# Mosquito Lagoon



## jhmorgan (May 16, 2007)

I am pretty sure I heard we are now allowed to post boating reports in regional sections, my apologies if I am wrong...

Went down South today and fished Mosquito Lagoon with my BIL. One of the best days on ML we have had in years. Wind was houling around 15-20, so we tucked up inside leeward shorelines. After poling around and having sporatic shots at a few fish, out of nowhere we had a school of reds on the bow. This school was at least 100-150 fish. I managed this upper slot fish (never measured him), and BIL had 2 fish spit flies before the school moved on.
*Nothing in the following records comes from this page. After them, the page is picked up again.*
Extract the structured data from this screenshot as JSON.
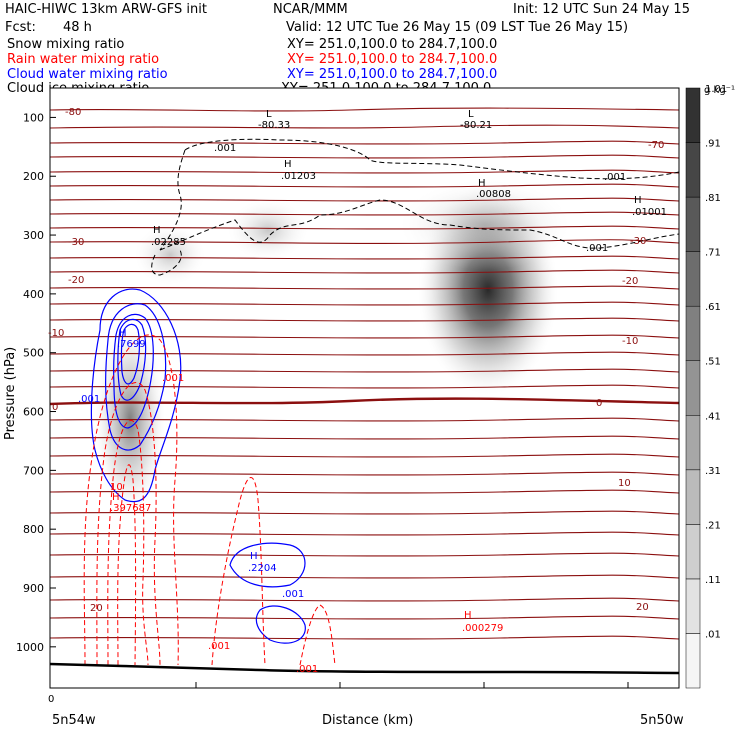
{
  "header": {
    "left_title": "HAIC-HIWC 13km ARW-GFS init",
    "center_title": "NCAR/MMM",
    "init": "Init: 12 UTC Sun 24 May 15",
    "fcst_label": "Fcst:",
    "fcst_value": "48 h",
    "valid": "Valid: 12 UTC Tue 26 May 15 (09 LST Tue 26 May 15)"
  },
  "legend": [
    {
      "label": "Snow mixing ratio",
      "xy": "XY= 251.0,100.0 to 284.7,100.0",
      "color": "#000000"
    },
    {
      "label": "Rain water mixing ratio",
      "xy": "XY= 251.0,100.0 to 284.7,100.0",
      "color": "#ff0000"
    },
    {
      "label": "Cloud water mixing ratio",
      "xy": "XY= 251.0,100.0 to 284.7,100.0",
      "color": "#0000ff"
    },
    {
      "label": "Cloud ice mixing ratio",
      "xy": "XY= 251.0,100.0 to 284.7,100.0",
      "color": "#000000"
    }
  ],
  "chart_data": {
    "type": "heatmap",
    "xlabel": "Distance (km)",
    "ylabel": "Pressure (hPa)",
    "x_tick_labels": [
      "0"
    ],
    "x_end_labels": [
      "5n54w",
      "5n50w"
    ],
    "y_ticks": [
      100,
      200,
      300,
      400,
      500,
      600,
      700,
      800,
      900,
      1000
    ],
    "ylim": [
      1070,
      50
    ],
    "colorbar": {
      "unit": "g kg⁻¹",
      "labels": [
        ".01",
        ".11",
        ".21",
        ".31",
        ".41",
        ".51",
        ".61",
        ".71",
        ".81",
        ".91",
        "1.01"
      ]
    },
    "temperature_contours": [
      {
        "label": "-80",
        "p": 92
      },
      {
        "label": "-70",
        "p": 143
      },
      {
        "label": "-30",
        "p": 305
      },
      {
        "label": "-20",
        "p": 372
      },
      {
        "label": "-10",
        "p": 460
      },
      {
        "label": "0",
        "p": 565
      },
      {
        "label": "10",
        "p": 705
      },
      {
        "label": "20",
        "p": 888
      }
    ],
    "extrema_labels": [
      {
        "type": "L",
        "value": "-80.33",
        "color": "#000000"
      },
      {
        "type": "L",
        "value": "-80.21",
        "color": "#000000"
      },
      {
        "type": "H",
        "value": ".01203",
        "color": "#000000"
      },
      {
        "type": "H",
        "value": ".00808",
        "color": "#000000"
      },
      {
        "type": "H",
        "value": ".01001",
        "color": "#000000"
      },
      {
        "type": "H",
        "value": ".02285",
        "color": "#000000"
      },
      {
        "type": "H",
        "value": ".7699",
        "color": "#0000ff"
      },
      {
        "type": "H",
        "value": ".397687",
        "color": "#ff0000"
      },
      {
        "type": "H",
        "value": ".2204",
        "color": "#0000ff"
      },
      {
        "type": "H",
        "value": ".000279",
        "color": "#ff0000"
      }
    ],
    "contour_labels": [
      {
        "text": ".001",
        "color": "#000000"
      },
      {
        "text": ".001",
        "color": "#000000"
      },
      {
        "text": ".001",
        "color": "#000000"
      },
      {
        "text": ".001",
        "color": "#ff0000"
      },
      {
        "text": ".001",
        "color": "#0000ff"
      },
      {
        "text": ".001",
        "color": "#0000ff"
      },
      {
        "text": ".001",
        "color": "#ff0000"
      },
      {
        "text": ".001",
        "color": "#ff0000"
      },
      {
        "text": "10",
        "color": "#ff0000"
      }
    ]
  }
}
After the release, it was my turn on the poling platform. Crawled around for about 30 minutes when all of a sudden a huge school was running parallel to us. It was a different school because we found it in the opposite direction as the last one had traveled. Funny thing is, they normally dont school up until winter time, and I had not seen a school in ML in a few years. And today, 2 schools in less than an hour. BIL managed this beauty on the long rod. Went searchign for tarpon to finish the day before noon. Found no poons but did see a 25-30" snook just sitting topwater in a shallow creek. Very cool sight.


----------



## RuddeDogg (Mar 20, 2004)

Great work. Congrats.


----------